Es ist kurios: Ich fange oft hinten an bei der Lektüre solcher Bücher, denn nichts interessiert mich mehr als die Frage, was diese Künstler eigentlich gemacht haben, nachdem ihre große Zeit vorüber war. Und das ist in der Tat meist sehr spannend. Gerade habe ich die Memoiren der Sopranistin Erna Berger gelesen, AUF FLÜGELN DES GESANGES heißen sie. Das Ende ihrer Geschichte hat mich unglaublich gerührt: wie sie als 85-Jährige noch einmal an die Staatsoper Berlin, ihr früheres Stammhaus, gekommen ist und dort Ehrenmitglied wird, nach all den Jahrzehnten, die sie im Westen verbracht hat. Die »Flügel des Gesanges« haben ihr ermöglicht, selbst die blöde Mauer zu überspringen. Ich habe dieses Buch ausgesprochen gern gelesen und schätze Erna Berger ohnehin sehr: Als ich in Düsseldorf Händels Julius Caesar sang, habe ich sie sogar einmal in Essen besucht – es war ein hinreißender Nachmittag. Auch in ihren Erinnerungen erzählt sie unglaublich fesselnd aus schwierigsten Zeiten: von den ersten Nachkriegsjahren, als die Bühnen keine Subventionen bekamen, als die Leute noch nicht genug zu essen hatten und die Gesellschaft noch lange nicht den heutigen Wohlstand kannte. So etwas interessiert mich am allermeisten. Die Erna schreibt in ihrem Buch so wunderbar wenig von sich selbst und ihren Erfolgen, sie fand sich auch meist überhaupt nicht gut. Dafür schildert sie umso plastischer ihre Ängste und ihre Gefühle, als sie sich am Scheitelpunkt ihrer Karriere glaubte, als sie etwa fünfzig Jahre alt war und merkte, dass ihr die hohen Töne abhandenkamen. Mit solchen Geschichten kann ich etwas anfangen, darin erkenne ich mich zu einem Gutteil wieder.

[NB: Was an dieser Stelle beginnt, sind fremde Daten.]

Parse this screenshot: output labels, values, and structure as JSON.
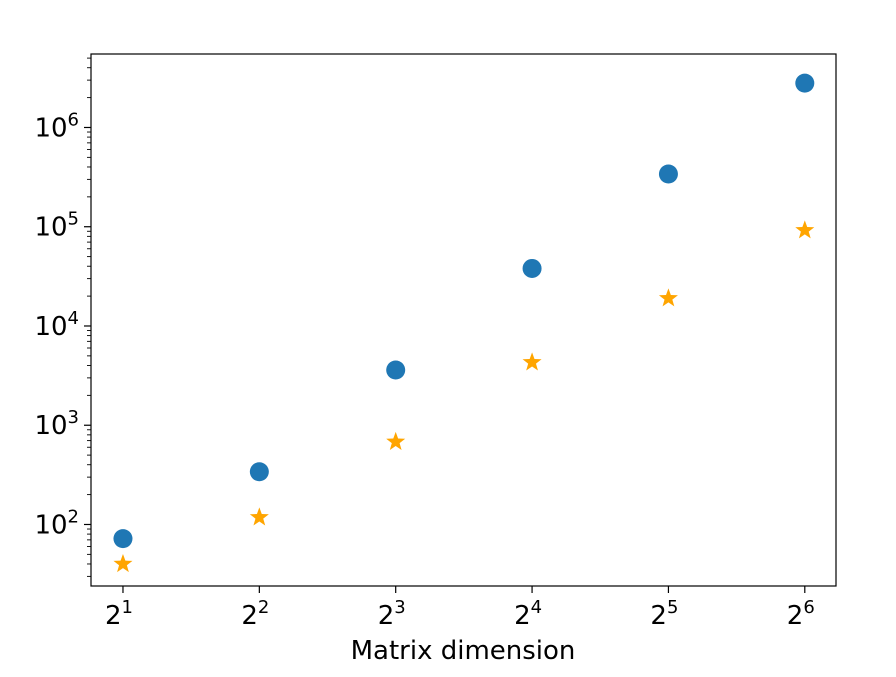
{
  "chart_data": {
    "type": "scatter",
    "title": "",
    "xlabel": "Matrix dimension",
    "ylabel": "",
    "x_scale": "log2",
    "y_scale": "log10",
    "x": [
      2,
      4,
      8,
      16,
      32,
      64
    ],
    "x_tick_labels": [
      {
        "base": "2",
        "exp": "1"
      },
      {
        "base": "2",
        "exp": "2"
      },
      {
        "base": "2",
        "exp": "3"
      },
      {
        "base": "2",
        "exp": "4"
      },
      {
        "base": "2",
        "exp": "5"
      },
      {
        "base": "2",
        "exp": "6"
      }
    ],
    "y_tick_values": [
      100,
      1000,
      10000,
      100000,
      1000000
    ],
    "y_tick_labels": [
      {
        "base": "10",
        "exp": "2"
      },
      {
        "base": "10",
        "exp": "3"
      },
      {
        "base": "10",
        "exp": "4"
      },
      {
        "base": "10",
        "exp": "5"
      },
      {
        "base": "10",
        "exp": "6"
      }
    ],
    "xlim": [
      1.7,
      75
    ],
    "ylim": [
      24,
      5500000
    ],
    "grid": false,
    "legend": "none",
    "series": [
      {
        "marker": "circle",
        "color": "#1f77b4",
        "values": [
          72,
          340,
          3600,
          38000,
          340000,
          2800000
        ]
      },
      {
        "marker": "star",
        "color": "#ffa500",
        "values": [
          40,
          118,
          680,
          4300,
          19000,
          92000
        ]
      }
    ]
  }
}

Und was interessiert Sie weniger?
Bloß keine Lobhudeleien … Mich interessiert nicht, wie viele Vorhänge welcher Sänger an der Metropolitan Opera oder am Covent Garden erhielt. Auch dieses Denken à la Guinness-Buch der Rekorde – Sänger X bekam soundso viel Minuten mehr Beifall, Sänger Y zwanzig Sekunden weniger – finde ich völlig verfehlt. Und die Frage, welcher König, Minister oder Großindustrielle nach der Vorstellung zu wem in die Garderobe kam und welche Präsente überreicht hat, ist auch allenfalls für den Beschenkten von Belang. Solche Bücher lege ich gleich zur Seite. Es berührt mich unangenehm, wenn einer immer nur von sich erzählt und davon, wie großartig er gewesen sei. Bei diesen Leuten sind natürlich auch stets die andern schuld, wenn mal etwas nicht so gut läuft.